Field-Agnostic SNARKs from Expand-Accumulate Codes

Field-Agnostic SNARKs from Expand-Accumulate Codes

发表信息

• 原文链接

作者

• Alexander R. Block
• Zhiyong Fang
• Jonathan Katz
• Justin Thaler
• Hendrik Waldner
• Yupeng Zhang

笔记

Efficient realizations of succinct non-interactive arguments of knowledge (SNARK) have gained popularity due to their practical applications in various domains. Among existing schemes, those based on error-correcting codes are of particular interest because of their good concrete efficiency, transparent setup, and plausible post-quantum security. However, many existing code-based SNARKs suffer from the disadvantage that they only work over specific finite fields.

In this work, we construct a code-based SNARK that does not rely on any specific underlying field; i.e., it is field-agnostic. Our construction follows the framework of Brakedown and builds a polynomial commitment scheme (and hence a SNARK) based on recently introduced expand-accumulate codes. Our work generalizes these codes to arbitrary finite fields; our main technical contribution is showing that, with high probability, these codes have constant rate and constant relative distance (crucial properties for building efficient SNARKs), solving an open problem from prior work.

As a result of our work we obtain a SNARK where, for a statement of size M, the prover time is $O(M\log M)$ and the proof size is $O(\sqrt{M})$. We demonstrate the concrete efficiency of our scheme empirically via experiments. Proving ECDSA verification on the secp256k1 curve requires only 0.23 s for proof generation, 2 orders of magnitude faster than SNARKs that are not field-agnostic.
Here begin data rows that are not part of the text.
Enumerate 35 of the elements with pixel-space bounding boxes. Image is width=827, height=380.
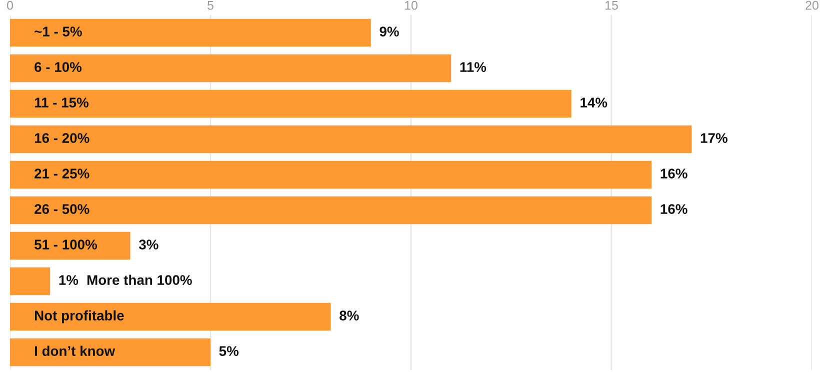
y-tick-label: 51 - 100% (34, 240, 98, 250)
data-label: 17% (700, 133, 728, 143)
y-tick-label: I don’t know (34, 346, 116, 356)
data-label: 8% (340, 310, 359, 320)
x-tick-label: 20 (806, 0, 818, 10)
data-label: 1% (59, 275, 78, 285)
bar (10, 338, 210, 366)
y-tick-label: 21 - 25% (34, 168, 90, 178)
x-tick-label: 15 (606, 1, 618, 10)
data-label: 9% (380, 26, 399, 36)
bar (10, 54, 452, 82)
y-tick-label: 11 - 15% (34, 98, 89, 108)
y-tick-label: 26 - 50% (34, 204, 90, 214)
bar (10, 125, 692, 154)
y-tick-label: ~1 - 5% (34, 26, 82, 36)
data-label: 11% (460, 62, 486, 72)
data-label: 3% (138, 240, 158, 250)
bar (10, 160, 652, 189)
bar (10, 18, 371, 47)
bar (10, 90, 572, 118)
bar (10, 232, 130, 260)
y-tick-label: 6 - 10% (34, 62, 82, 72)
x-tick-label: 5 (208, 1, 214, 10)
y-tick-label: More than 100% (87, 274, 192, 285)
x-tick-label: 0 (7, 0, 13, 10)
y-tick-label: Not profitable (34, 310, 124, 324)
data-label: 16% (660, 168, 688, 178)
bar (10, 196, 652, 224)
data-label: 16% (660, 204, 688, 214)
data-label: 5% (219, 346, 239, 356)
bar (10, 302, 331, 331)
bar (10, 267, 50, 296)
y-tick-label: 16 - 20% (34, 133, 90, 143)
x-tick-label: 10 (405, 0, 418, 10)
data-label: 14% (580, 98, 608, 108)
Compared to the original Brakedown result (which is also field-agnostic), we obtain proofs that are $1.9–2.8\times$ smaller due to the good concrete distance of our underlying error-correcting code, while introducing only a small overhead of $1.2\times$ in the prover time.

高效的简洁非交互式知识论证（SNARK）实现因其在多个领域的实际应用而受到广泛关注。在现有方案中，基于纠错码的方案特别引人注目，因为它们具有良好的具体效率、透明的设置以及合理的后量子安全性。然而，许多现有的基于代码的 SNARK 存在一个缺点，即它们仅适用于特定的有限域。

在本研究中，我们构造了一种不依赖于任何特定底层域的基于代码的 SNARK；即，它是与域无关的。我们的构造遵循 Brakedown 的框架，并基于最近引入的扩展累积码构建了一个多项式承诺方案（因此也构建了一个 SNARK）。我们的工作将这些代码推广到任意有限域；我们主要的技术贡献是证明这些代码以高概率具有常数比率和常数相对距离（这对于构建高效 SNARK 至关重要），解决了之前工作的一个开放问题。

作为我们工作的结果，我们获得了一个 SNARK，对于大小为 $M$ 的语句，证明者的时间为 $O(M\log M)$，证明大小为 $O(\sqrt{M})$。我们通过实验实证展示了我们方案的具体效率。在 secp256k1 曲线上进行 ECDSA 验证的证明生成仅需 0.23 秒，比非域无关的 SNARK 快两个数量级。与原始的 Brakedown 结果（同样是域无关的）相比，由于我们底层纠错码的良好具体距离，我们获得的证明大小减少了 $1.9–2.8\times$，同时证明者的时间仅增加了 $1.2\times$ 的小开销。